Sunday 5 June 2016

New Arguments for Reuniting the Parthenon Sculptures

South Frieze Block III.8-9 pre-crowbar
Two hundred years ago this week the British House of Commons voted to buy the exquisite sculptures, which Lord Elgin’s workmen had in 1803 crowbarred from the Parthenon, for the sum of £35,000 (£2.4 million in today’s money). I personally prefer to call them 'sculptures': 'marbles' does not convey the phenomenal amount of work which went into their production.

The Same Block post-crowbar 

The parliamentary debate on June 7th 1816 was tempestuous. A famine meant starvation for many British poor. But Lord Castlereagh, Tory Leader of the House of Commons, in triumphalist mood after Waterloo, was determined to use the incalculable symbolic value of the sculptures (despite the damage which the crowbarring had inflicted) in the cause of British national pride. He wanted to spend as much again on a British Museum in which to house them.


Peter Moore
A forgotten hero of the debate was Peter Moore, vicar’s son and radical Whig M.P. for Coventry. He announced that he was making a counter-claim for this apparently available cash on behalf of his hungry constituents. 

Cruikshank Satirises Purchase when many Britons were starving

In this cartoon, Castlereagh says to John Bull, ‘Here's a Bargain for you Johnny! Only £35.000!! I have bought them on purpose for you! Never think of Bread when you can have Stones so wonderous Cheap!!’ John Bull’s emaciated children retort, ‘Don't buy them Daddy! we don't want Stones. Give us Bread! Give us Bread! Give us Bread!


Eddie O'Hara: RIP
Last week Eddie O’Hara died. He was the inspiring Chairman of the British Committee for the Reunification of the Parthenon Marbles, of which I am a member. It is heartbreaking for his family. It is awful that he was deprived of the opportunity this week offers for public debate about the issue so close to his heart. His death is a cruel blow to the cause.
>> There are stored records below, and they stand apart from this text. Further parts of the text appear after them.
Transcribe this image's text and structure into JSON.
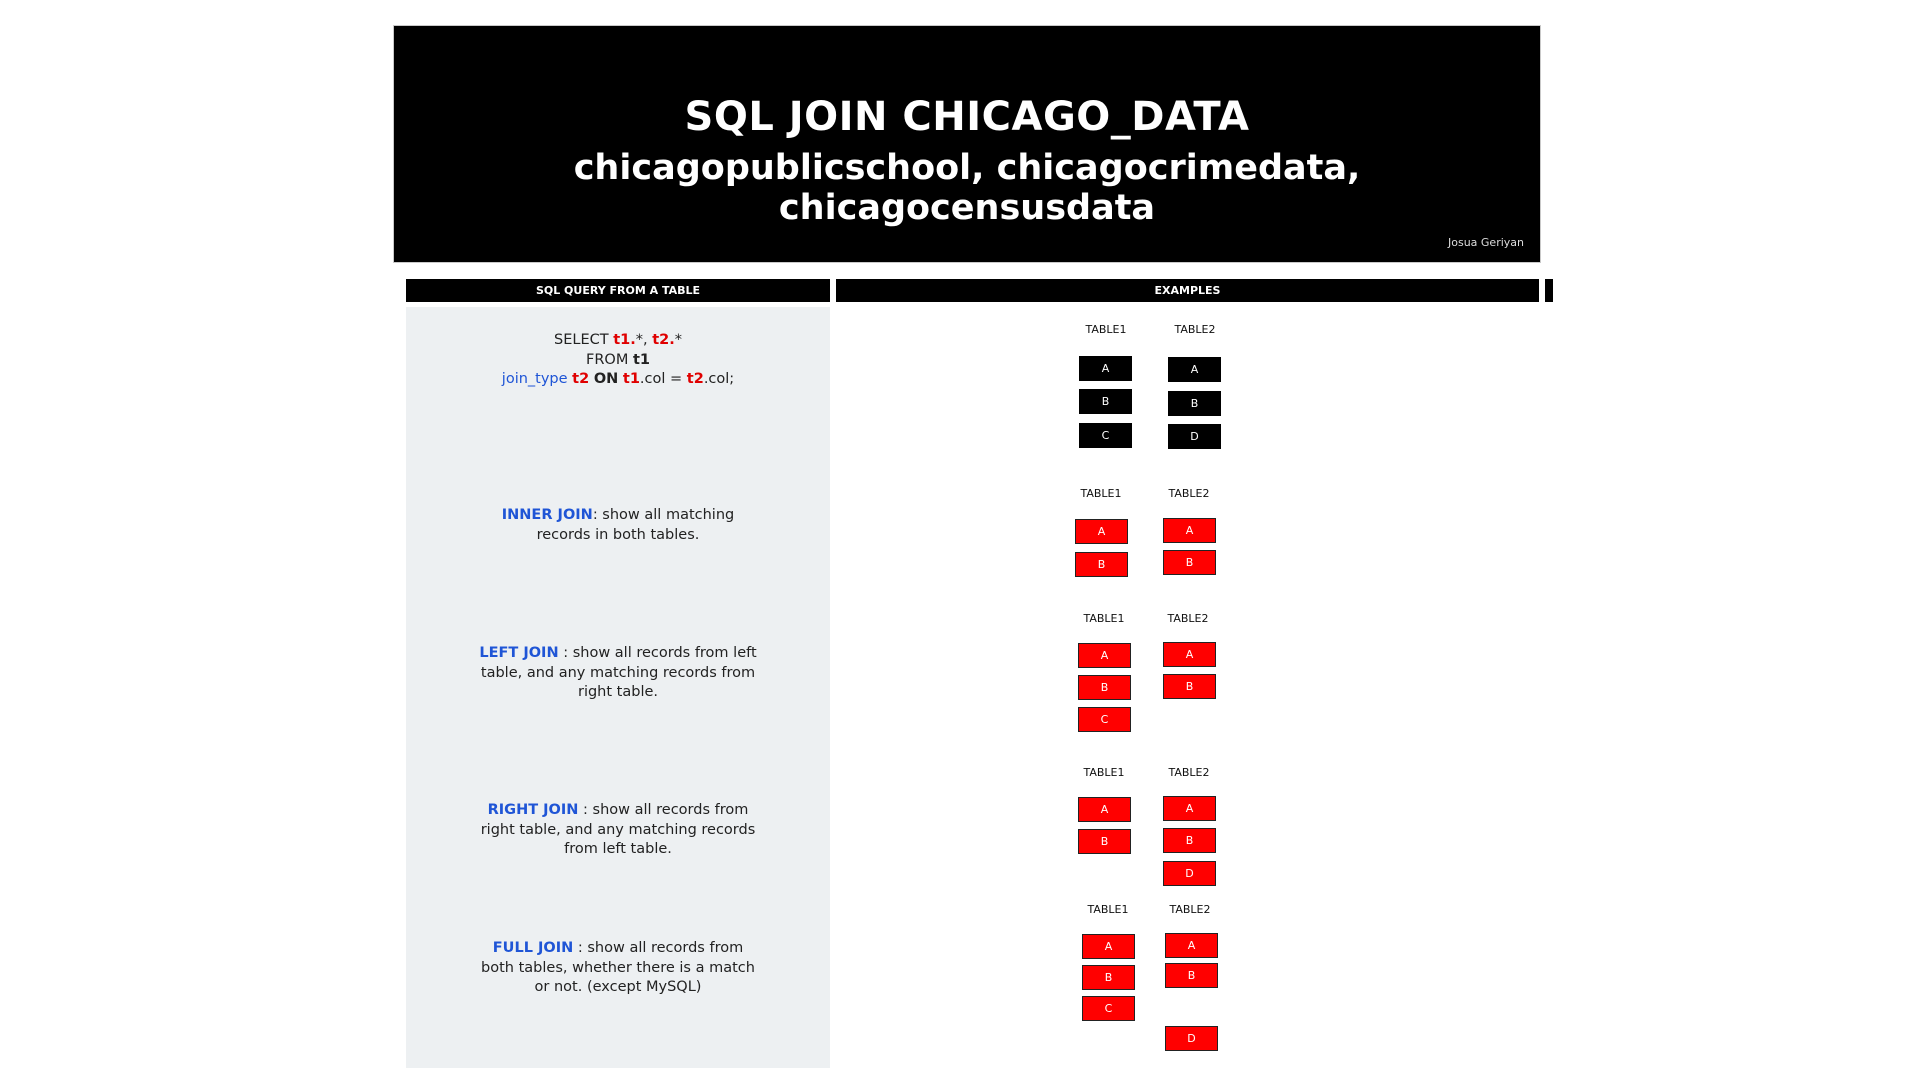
{
  "header": {
    "title": "SQL JOIN CHICAGO_DATA",
    "subtitle": "chicagopublicschool, chicagocrimedata, chicagocensusdata",
    "author": "Josua Geriyan"
  },
  "columns": {
    "left_header": "SQL QUERY FROM A TABLE",
    "right_header": "EXAMPLES"
  },
  "query": {
    "line1_a": "SELECT ",
    "line1_t1": "t1.",
    "line1_b": "*, ",
    "line1_t2": "t2.",
    "line1_c": "*",
    "line2_a": "FROM ",
    "line2_t1": "t1",
    "line3_join": "join_type",
    "line3_t2": "t2",
    "line3_on": "ON",
    "line3_t1col": "t1",
    "line3_col1": ".col = ",
    "line3_t2col": "t2",
    "line3_col2": ".col;"
  },
  "descriptions": {
    "inner": {
      "keyword": "INNER JOIN",
      "text1": ": show all matching",
      "text2": "records in both tables."
    },
    "left": {
      "keyword": "LEFT JOIN",
      "text1": " : show all records from left",
      "text2": "table, and any matching records from",
      "text3": "right table."
    },
    "right": {
      "keyword": "RIGHT JOIN",
      "text1": " : show all records from",
      "text2": "right table, and any matching records",
      "text3": "from left table."
    },
    "full": {
      "keyword": "FULL JOIN",
      "text1": " : show all records from",
      "text2": "both tables, whether there is a match",
      "text3": "or not. (except MySQL)"
    }
  },
  "examples": {
    "base": {
      "t1_label": "TABLE1",
      "t2_label": "TABLE2",
      "t1": [
        "A",
        "B",
        "C"
      ],
      "t2": [
        "A",
        "B",
        "D"
      ]
    },
    "inner": {
      "t1_label": "TABLE1",
      "t2_label": "TABLE2",
      "t1": [
        "A",
        "B"
      ],
      "t2": [
        "A",
        "B"
      ]
    },
    "left": {
      "t1_label": "TABLE1",
      "t2_label": "TABLE2",
      "t1": [
        "A",
        "B",
        "C"
      ],
      "t2": [
        "A",
        "B"
      ]
    },
    "right": {
      "t1_label": "TABLE1",
      "t2_label": "TABLE2",
      "t1": [
        "A",
        "B"
      ],
      "t2": [
        "A",
        "B",
        "D"
      ]
    },
    "full": {
      "t1_label": "TABLE1",
      "t2_label": "TABLE2",
      "t1": [
        "A",
        "B",
        "C"
      ],
      "t2": [
        "A",
        "B",
        "D"
      ]
    }
  },
  "colors": {
    "header_bg": "#000000",
    "panel_bg": "#edf0f2",
    "keyword_blue": "#1f55d6",
    "accent_red": "#e00000",
    "box_red": "#ff0000"
  }
}
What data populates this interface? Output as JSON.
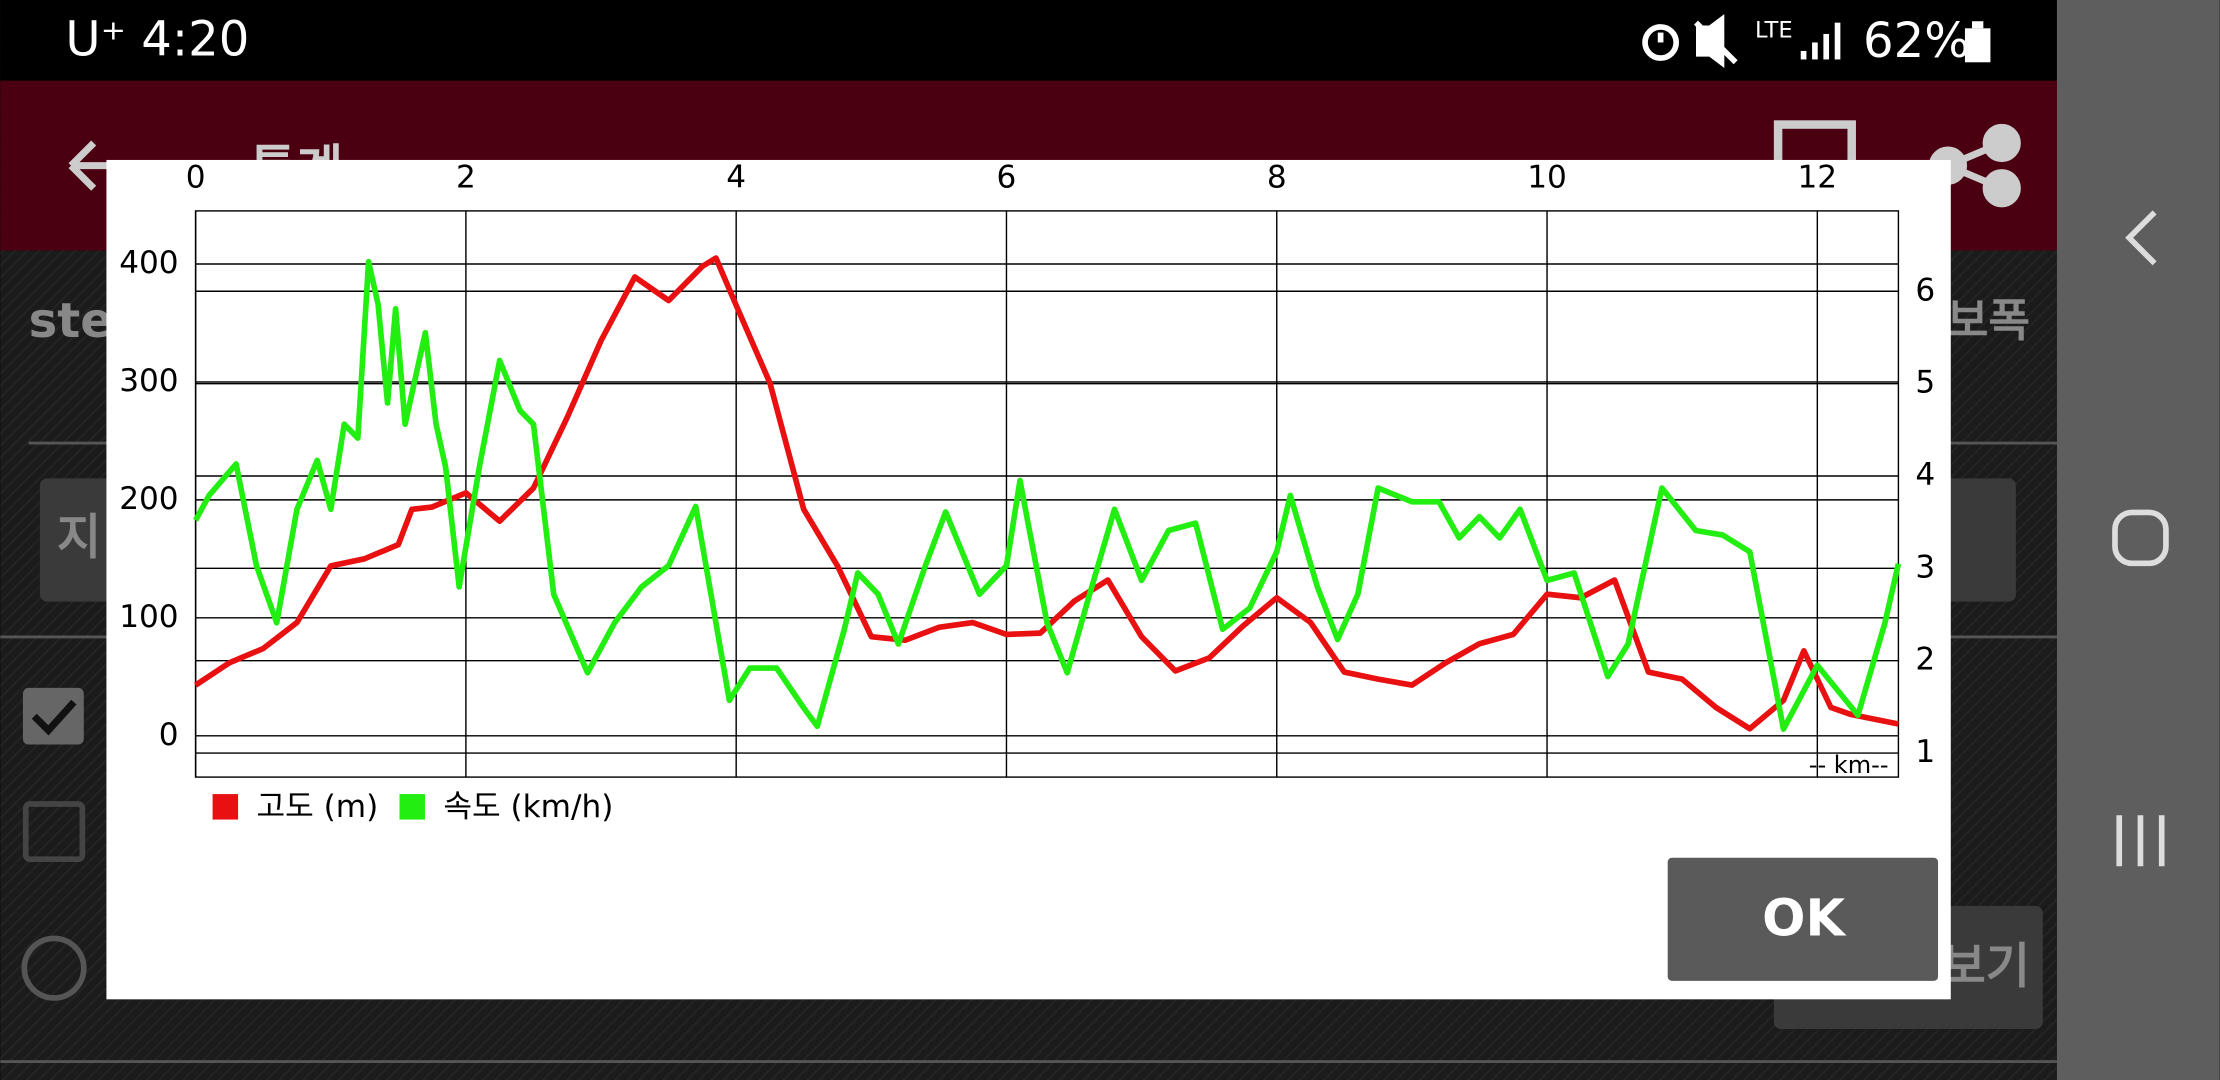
{
  "status_bar": {
    "carrier_time": "U⁺ 4:20",
    "network": "LTE",
    "battery": "62%"
  },
  "screen": {
    "title": "통계",
    "row_label": "step",
    "row_label_right": "보폭",
    "button_left": "지",
    "button_bottom": "보기"
  },
  "dialog": {
    "ok": "OK"
  },
  "chart_data": {
    "type": "line",
    "xlabel": "-- km--",
    "xlim": [
      0,
      12.6
    ],
    "xticks": [
      0,
      2,
      4,
      6,
      8,
      10,
      12
    ],
    "ylim": [
      -35,
      445
    ],
    "yticks": [
      0,
      100,
      200,
      300,
      400
    ],
    "y2lim": [
      0.74,
      6.87
    ],
    "y2ticks": [
      1,
      2,
      3,
      4,
      5,
      6
    ],
    "grid": true,
    "series": [
      {
        "name": "고도 (m)",
        "color": "#e81010",
        "axis": "y",
        "x": [
          0,
          0.25,
          0.5,
          0.75,
          1,
          1.25,
          1.5,
          1.6,
          1.75,
          2,
          2.25,
          2.5,
          2.75,
          3,
          3.25,
          3.5,
          3.75,
          3.85,
          4,
          4.25,
          4.5,
          4.75,
          5,
          5.25,
          5.5,
          5.75,
          6,
          6.25,
          6.5,
          6.75,
          7,
          7.25,
          7.5,
          7.75,
          8,
          8.25,
          8.5,
          8.75,
          9,
          9.25,
          9.5,
          9.75,
          10,
          10.25,
          10.5,
          10.75,
          11,
          11.25,
          11.5,
          11.75,
          11.9,
          12.1,
          12.25,
          12.6
        ],
        "values": [
          43,
          62,
          74,
          96,
          144,
          150,
          162,
          192,
          194,
          206,
          182,
          210,
          270,
          335,
          389,
          369,
          398,
          405,
          365,
          299,
          192,
          144,
          84,
          81,
          92,
          96,
          86,
          87,
          114,
          132,
          84,
          55,
          66,
          93,
          117,
          96,
          54,
          48,
          43,
          62,
          78,
          86,
          120,
          117,
          132,
          54,
          48,
          24,
          6,
          30,
          72,
          24,
          18,
          10
        ]
      },
      {
        "name": "속도 (km/h)",
        "color": "#22ee11",
        "axis": "y2",
        "x": [
          0,
          0.1,
          0.3,
          0.45,
          0.6,
          0.75,
          0.9,
          1,
          1.1,
          1.2,
          1.28,
          1.35,
          1.42,
          1.48,
          1.55,
          1.7,
          1.78,
          1.85,
          1.95,
          2.1,
          2.25,
          2.4,
          2.5,
          2.65,
          2.9,
          3.1,
          3.3,
          3.5,
          3.7,
          3.85,
          3.95,
          4.1,
          4.3,
          4.5,
          4.6,
          4.8,
          4.9,
          5.05,
          5.2,
          5.4,
          5.55,
          5.8,
          6,
          6.1,
          6.3,
          6.45,
          6.6,
          6.8,
          7,
          7.2,
          7.4,
          7.6,
          7.8,
          8,
          8.1,
          8.3,
          8.45,
          8.6,
          8.75,
          9,
          9.2,
          9.35,
          9.5,
          9.65,
          9.8,
          10,
          10.2,
          10.45,
          10.6,
          10.85,
          11.1,
          11.3,
          11.5,
          11.75,
          12,
          12.3,
          12.5,
          12.6
        ],
        "values": [
          3.52,
          3.79,
          4.13,
          3.03,
          2.41,
          3.64,
          4.17,
          3.64,
          4.56,
          4.41,
          6.32,
          5.86,
          4.79,
          5.81,
          4.56,
          5.55,
          4.56,
          4.1,
          2.8,
          4.1,
          5.25,
          4.71,
          4.56,
          2.72,
          1.87,
          2.41,
          2.8,
          3.03,
          3.67,
          2.41,
          1.57,
          1.92,
          1.92,
          1.49,
          1.29,
          2.34,
          2.95,
          2.72,
          2.18,
          3.03,
          3.61,
          2.72,
          3.03,
          3.95,
          2.41,
          1.87,
          2.64,
          3.64,
          2.87,
          3.41,
          3.49,
          2.34,
          2.57,
          3.18,
          3.79,
          2.8,
          2.23,
          2.72,
          3.87,
          3.72,
          3.72,
          3.33,
          3.56,
          3.33,
          3.64,
          2.87,
          2.95,
          1.83,
          2.18,
          3.87,
          3.41,
          3.36,
          3.18,
          1.26,
          1.95,
          1.41,
          2.41,
          3.05
        ]
      }
    ]
  }
}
Eddie O’Hara was a working-class boy from Bootle. He got to Magdalen College, Oxford, to study Classics, in the days when such upward mobility was still made possible by Direct and Student Maintenance Grants.  He served for twenty years as Labour MP for Knowsley South. He was passionate, principled, energetic, and will be difficult to replace.

If you live in Britain, or are a Briton abroad sympathetic to the campaign to reunite the Parthenon sculptures in the city where they were created, you can find out more about how to help the BCRPM here, for example by writing to your MP.


I am about to do this, again. I will point out that since most Britons had no vote in 1816, the purchase of the sculptures had no democratic mandate. I will also suggest that the current Lord Elgin donate the £2.4 million his family extracted from the British taxpayer, in exchange for sculptures expropriated from the residents of Athens, to a poverty charity or pressure organisation such as the Child Poverty Action Group. The children of Coventry, one third of whom live below the poverty line, would be a good place to start. 

1 comment:

  1. A blatant case of clear-cut looting. The BM should be ashamed of itself for its continual trumped-up excuses. These belong to Greece and the Acropolis!